2 people given undiluted Covid-19 vaccine at Hougang clinic, 1 discharged after hospitalisation

Each full vial of the undiluted vaccine contains five doses' worth. PHOTO: ST FILE

SINGAPORE - Two adults were each given a full vial of the undiluted Pfizer-BioNTech Covid-19 vaccine at a clinic in Hougang on Sept 15.

Responding to queries, the Ministry of Health (MOH) said on Tuesday that one of them was hospitalised after experiencing a headache and an increased heart rate, and has since been discharged.

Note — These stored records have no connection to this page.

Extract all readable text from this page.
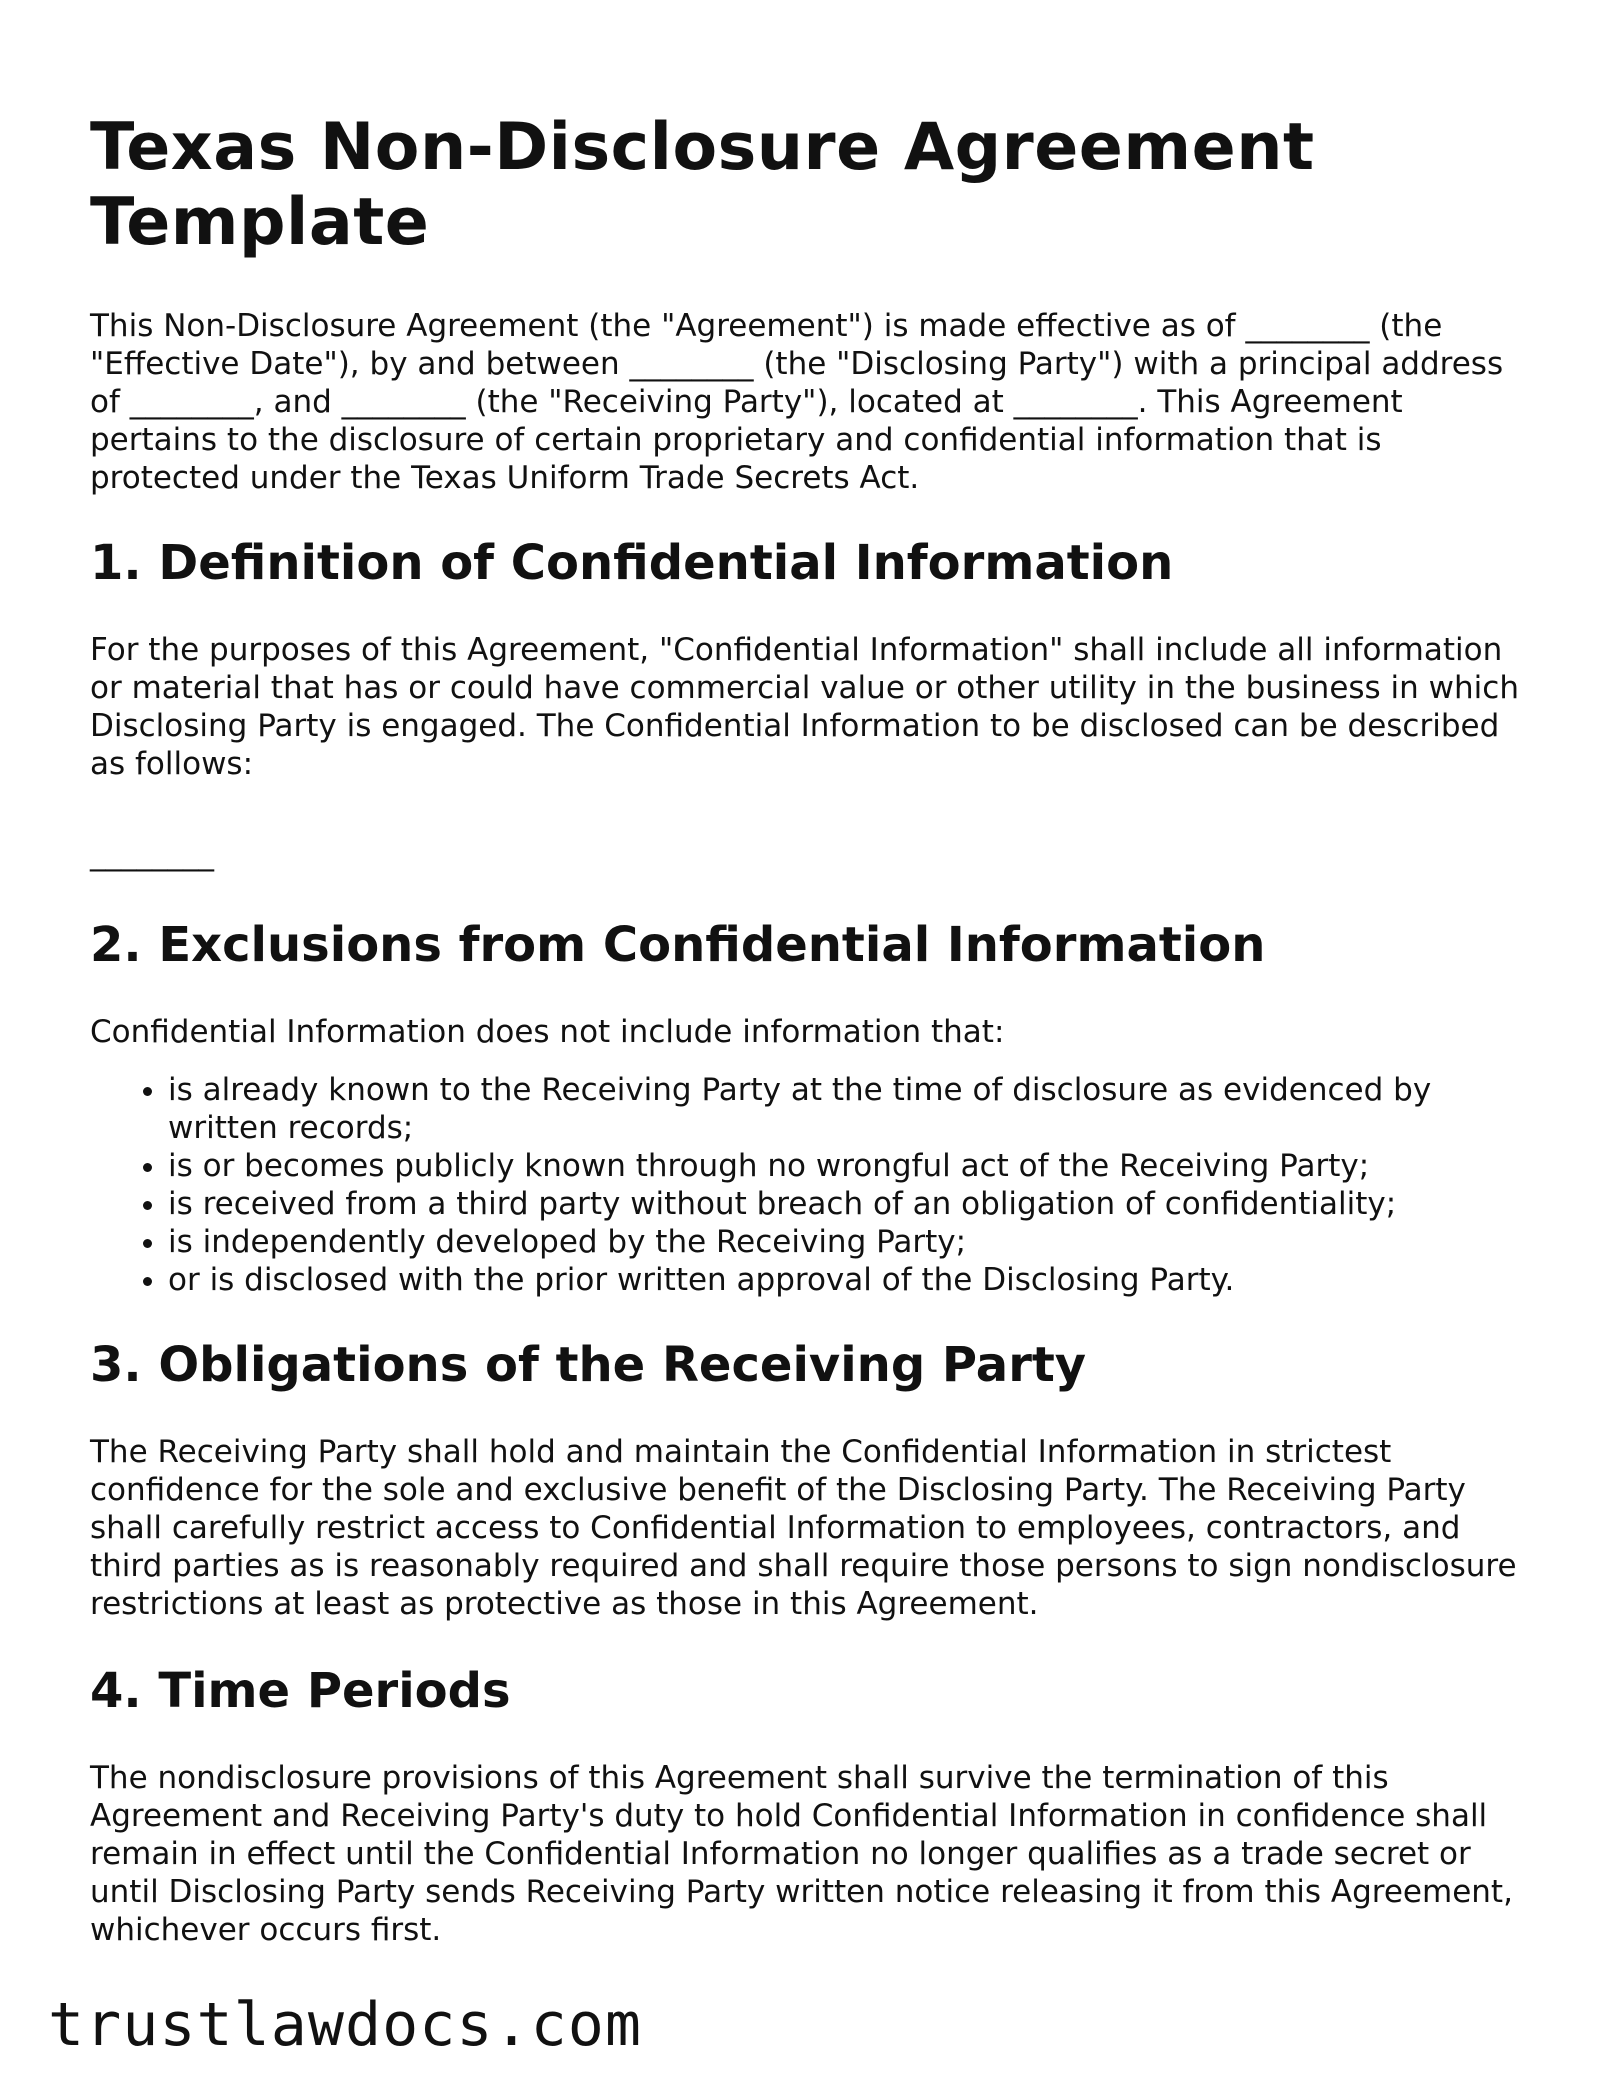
Texas Non-Disclosure Agreement Template

This Non-Disclosure Agreement (the "Agreement") is made effective as of ________ (the "Effective Date"), by and between ________ (the "Disclosing Party") with a principal address of ________, and ________ (the "Receiving Party"), located at ________. This Agreement pertains to the disclosure of certain proprietary and confidential information that is protected under the Texas Uniform Trade Secrets Act.

1. Definition of Confidential Information

For the purposes of this Agreement, "Confidential Information" shall include all information or material that has or could have commercial value or other utility in the business in which Disclosing Party is engaged. The Confidential Information to be disclosed can be described as follows:

________
2. Exclusions from Confidential Information

Confidential Information does not include information that:

• is already known to the Receiving Party at the time of disclosure as evidenced by written records;
• is or becomes publicly known through no wrongful act of the Receiving Party;
• is received from a third party without breach of an obligation of confidentiality;
• is independently developed by the Receiving Party;
• or is disclosed with the prior written approval of the Disclosing Party.
3. Obligations of the Receiving Party

The Receiving Party shall hold and maintain the Confidential Information in strictest confidence for the sole and exclusive benefit of the Disclosing Party. The Receiving Party shall carefully restrict access to Confidential Information to employees, contractors, and third parties as is reasonably required and shall require those persons to sign nondisclosure restrictions at least as protective as those in this Agreement.

4. Time Periods

The nondisclosure provisions of this Agreement shall survive the termination of this Agreement and Receiving Party's duty to hold Confidential Information in confidence shall remain in effect until the Confidential Information no longer qualifies as a trade secret or until Disclosing Party sends Receiving Party written notice releasing it from this Agreement, whichever occurs first.

trustlawdocs.com
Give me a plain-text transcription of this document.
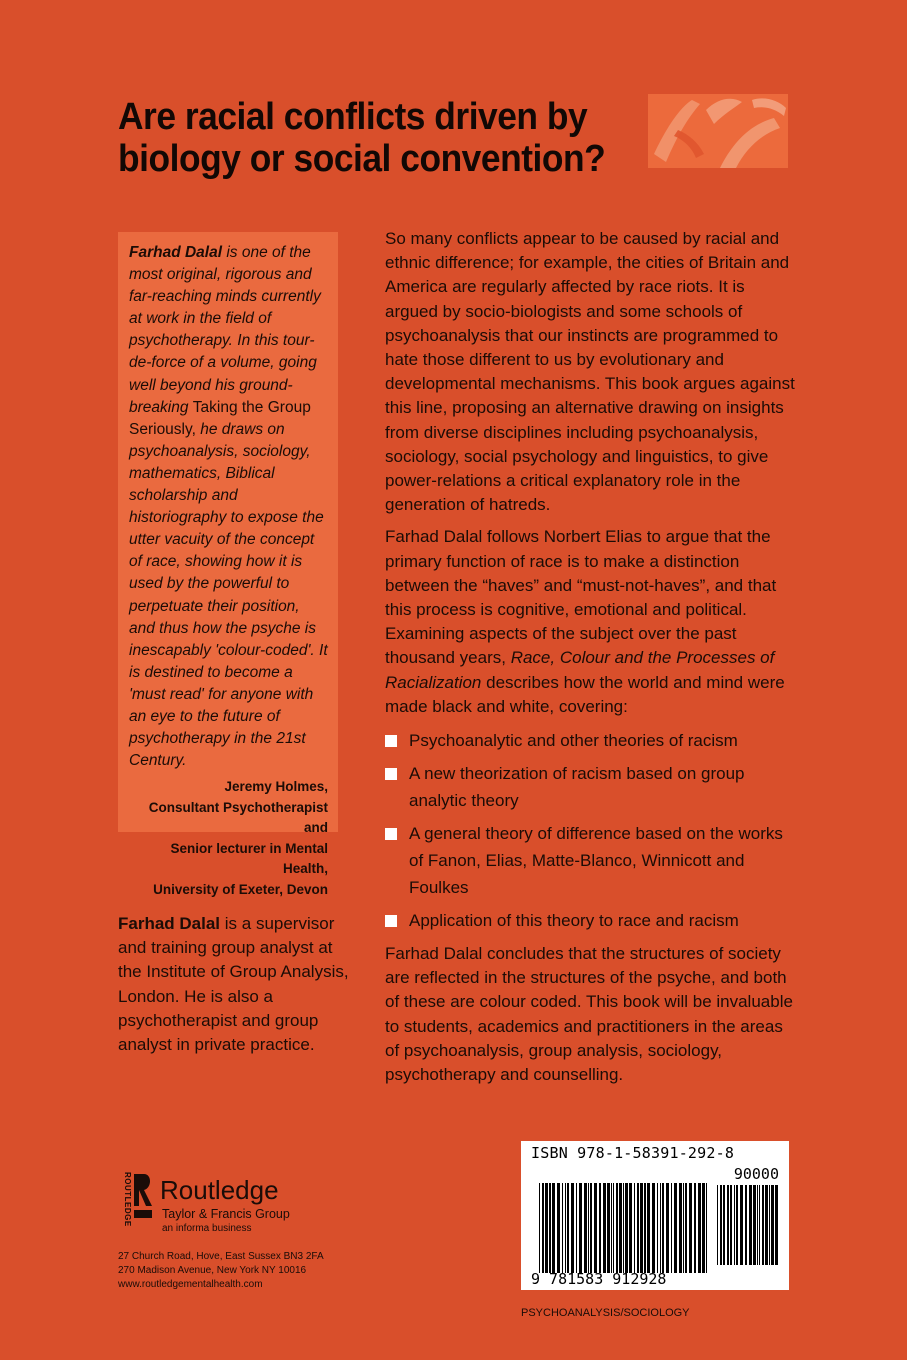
Are racial conflicts driven by
biology or social convention?
Farhad Dalal is one of the most original, rigorous and far-reaching minds currently at work in the field of psychotherapy. In this tour-de-force of a volume, going well beyond his ground-breaking Taking the Group Seriously, he draws on psychoanalysis, sociology, mathematics, Biblical scholarship and historiography to expose the utter vacuity of the concept of race, showing how it is used by the powerful to perpetuate their position, and thus how the psyche is inescapably 'colour-coded'. It is destined to become a 'must read' for anyone with an eye to the future of psychotherapy in the 21st Century.
Jeremy Holmes,
Consultant Psychotherapist and
Senior lecturer in Mental Health,
University of Exeter, Devon
Farhad Dalal is a supervisor and training group analyst at the Institute of Group Analysis, London. He is also a psychotherapist and group analyst in private practice.

So many conflicts appear to be caused by racial and ethnic difference; for example, the cities of Britain and America are regularly affected by race riots. It is argued by socio-biologists and some schools of psychoanalysis that our instincts are programmed to hate those different to us by evolutionary and developmental mechanisms. This book argues against this line, proposing an alternative drawing on insights from diverse disciplines including psychoanalysis, sociology, social psychology and linguistics, to give power-relations a critical explanatory role in the generation of hatreds.

Farhad Dalal follows Norbert Elias to argue that the primary function of race is to make a distinction between the “haves” and “must-not-haves”, and that this process is cognitive, emotional and political. Examining aspects of the subject over the past thousand years, Race, Colour and the Processes of Racialization describes how the world and mind were made black and white, covering:

Psychoanalytic and other theories of racism
A new theorization of racism based on group analytic theory
A general theory of difference based on the works of Fanon, Elias, Matte-Blanco, Winnicott and Foulkes
Application of this theory to race and racism

Farhad Dalal concludes that the structures of society are reflected in the structures of the psyche, and both of these are colour coded. This book will be invaluable to students, academics and practitioners in the areas of psychoanalysis, group analysis, sociology, psychotherapy and counselling.

ROUTLEDGE Routledge
Taylor & Francis Group
an informa business
27 Church Road, Hove, East Sussex BN3 2FA
270 Madison Avenue, New York NY 10016
www.routledgementalhealth.com
ISBN 978-1-58391-292-8
90000
9 781583 912928
PSYCHOANALYSIS/SOCIOLOGY
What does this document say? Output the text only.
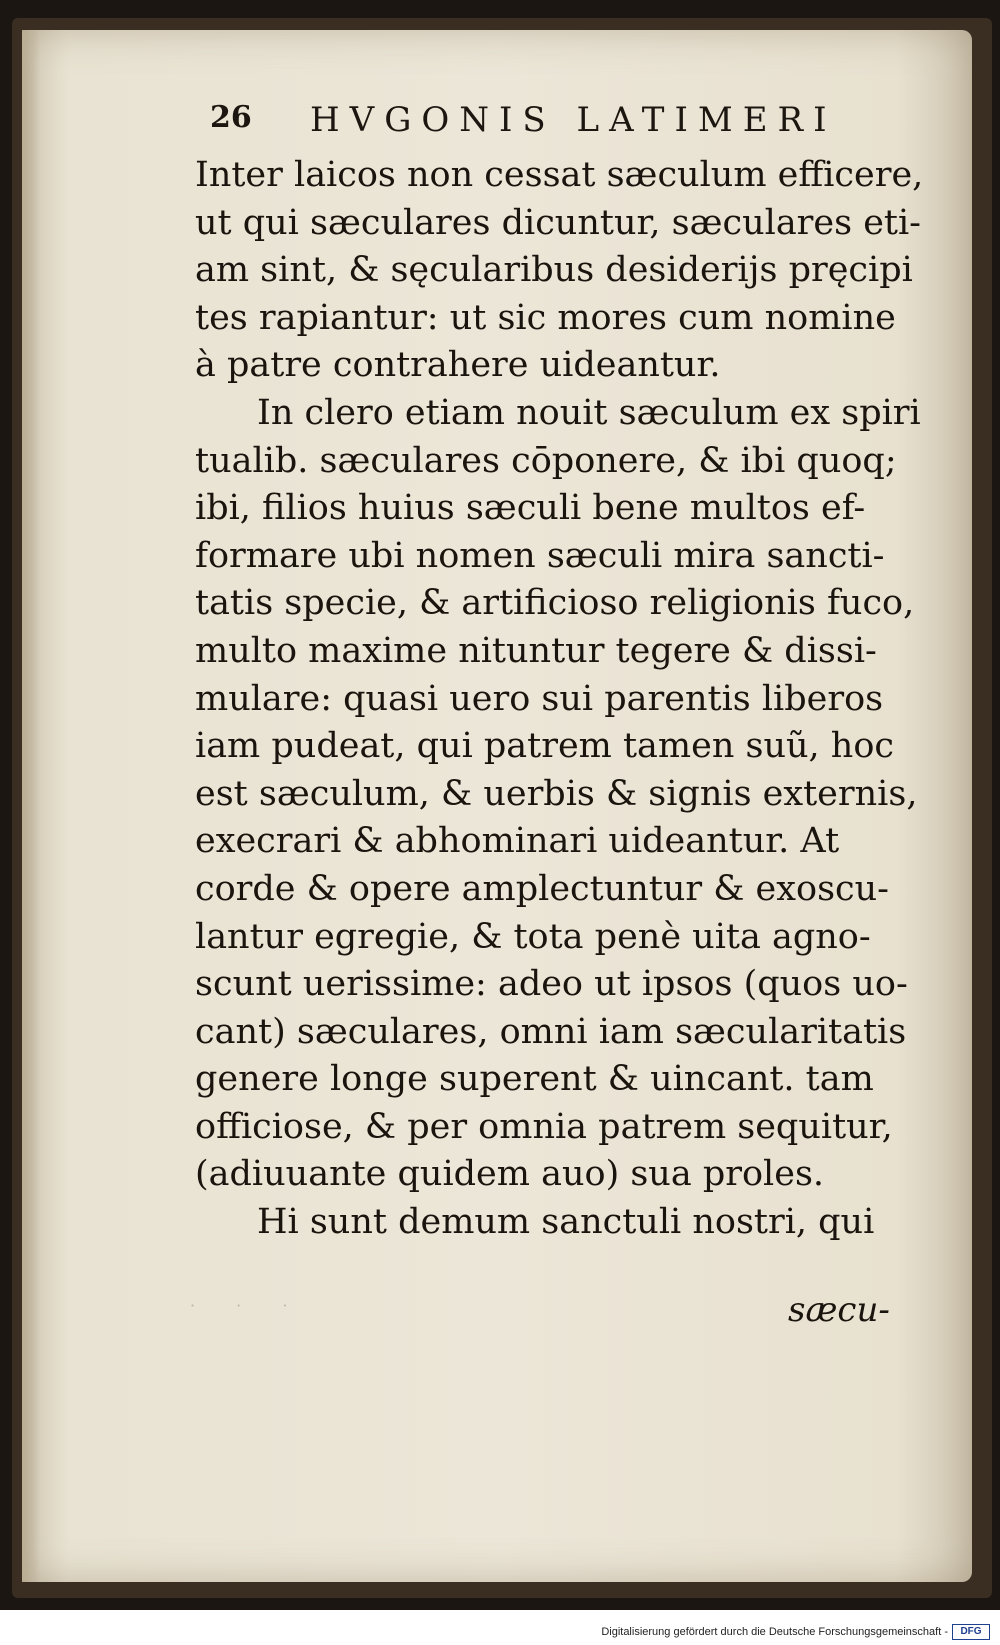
26 HVGONIS LATIMERI
Inter laicos non cessat sæculum efficere,
ut qui sæculares dicuntur, sæculares eti-
am sint, & sęcularibus desiderijs pręcipi
tes rapiantur: ut sic mores cum nomine
à patre contrahere uideantur.
In clero etiam nouit sæculum ex spiri
tualib. sæculares cōponere, & ibi quoq;
ibi, filios huius sæculi bene multos ef-
formare ubi nomen sæculi mira sancti-
tatis specie, & artificioso religionis fuco,
multo maxime nituntur tegere & dissi-
mulare: quasi uero sui parentis liberos
iam pudeat, qui patrem tamen suũ, hoc
est sæculum, & uerbis & signis externis,
execrari & abhominari uideantur. At
corde & opere amplectuntur & exoscu-
lantur egregie, & tota penè uita agno-
scunt uerissime: adeo ut ipsos (quos uo-
cant) sæculares, omni iam sæcularitatis
genere longe superent & uincant. tam
officiose, & per omnia patrem sequitur,
(adiuuante quidem auo) sua proles.
Hi sunt demum sanctuli nostri, qui
· · ·	sæcu-
Digitalisierung gefördert durch die Deutsche Forschungsgemeinschaft -	DFG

The other patient did not report any adverse reaction.

The MOH said it was alerted to the incident on Sept 19 and that both individuals were given the vaccine at ProHealth Medical Group @ Hougang.

Each full vial of the undiluted vaccine contains five doses' worth.

Said the Health Ministry: "MOH takes a serious view of this incident and is carrying out a thorough investigation.

"The clinic and doctor who administered the vaccine have been suspended from the National Vaccination Programme until further notice."

The Straits Times has asked MOH when the hospitalised patient was discharged, and what members of the public should do if they suspect they have been given an undiluted dose of the vaccine.

There have been previous incidents of the wrong Covid-19 vaccine dosage being administered to patients.

A staff member at the Singapore National Eye Centre was given five doses of the Pfizer-BioNTech vaccine in one injection on Jan 14 last year.

The centre said later that the mistake arose from human error after a lapse in communication among members of the vaccination team.

It said the worker in charge of diluting the vaccine had been called away to attend to other matters before it was done.

A second staff member had then mistakenly thought the undiluted dose in the vial was ready to be administered.

The error was discovered within minutes of the vaccination.

In another incident, 117 patients and staff at Bukit Merah Polyclinic were given around one-tenth the recommended dose between Oct 20 and Oct 22 last year, requiring replacement doses.

In this case, the error was reportedly the result of a mistake in identifying markings on new syringes.